Now the Japanese are living a strange reversal. We almost forgot that there was only one word for the lower limbs initially, but believes rather than what are homonyms that are spelled differently, with the two ideograms, which prevents the romanization or removing kanji for "modernizing" the Japanese language. While admitting that there is no "if" in history, I imagine if the ancient Japanese had not met the Chinese civilization two thousand years ago, they could invent a Another word for leg ...
The example of this word is not an isolated exception. The Japanese distinguish very often called homonyms with different ideograms, which have nothing to do with the inner logic of their own language. I can say that the verb raises many problems for non-Japanese who want to learn this language. For example, the word Kaesu can be written at least two ways: 返す and 帰す. The first means "surrender, surrender", and the second "return (sb) (not in the sense of" fire "). And quite often, the distinction is more or less arbitrary. Both representing meanings of the verb kiku are "hearing (or request)" and "listen", and teachers tell students to write the first 聞く, and the second 聴く. But we must say that even the best writers do not always respect this rule at school, but not grammar.
Nouns do not pose fewer problems.
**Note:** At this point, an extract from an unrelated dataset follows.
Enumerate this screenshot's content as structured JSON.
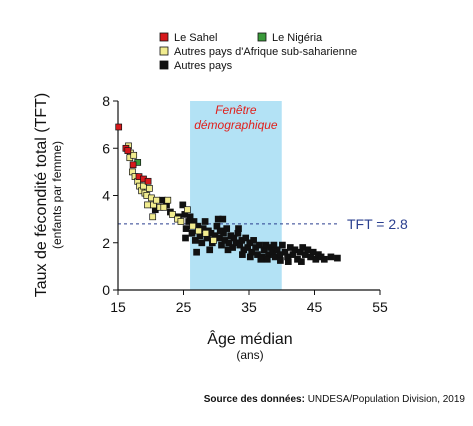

The example of the word kawa on the envelope of the body is not difficult to understand: 皮 is skin and leather 革 (in principle!) The use of another word kawa means or river is more delicate.川 is a river relatively less important, and is wider than 河 川 (in principle!). But we use only the kanji 川 for administrative and geographic name. Both kawa (skin and river) are homonyms, but the division between the skin and leather for the first, is not a real disambiguation.
But what words like machi (town)? There are at least two kanji for this word: 町 and 街. We can say that the use of the second is more subjective than the first.街 is considered in a city the size of its activities, while 町 is probably more static ... We can write 町 all the time in general, but using 街 to emphasize the urban side. I must say that the distinction is arbitrary.
What bothers me most is people "educated" who want to impose the proper use of Chinese characters. They do not know, or want to ignore a persistent incomprehensible that the use of kanji for words of Japanese is not really essential for the Japanese language. (I do not speak here words of Chinese origin who are very numerous in our language. There is good reason to write with Chinese characters.)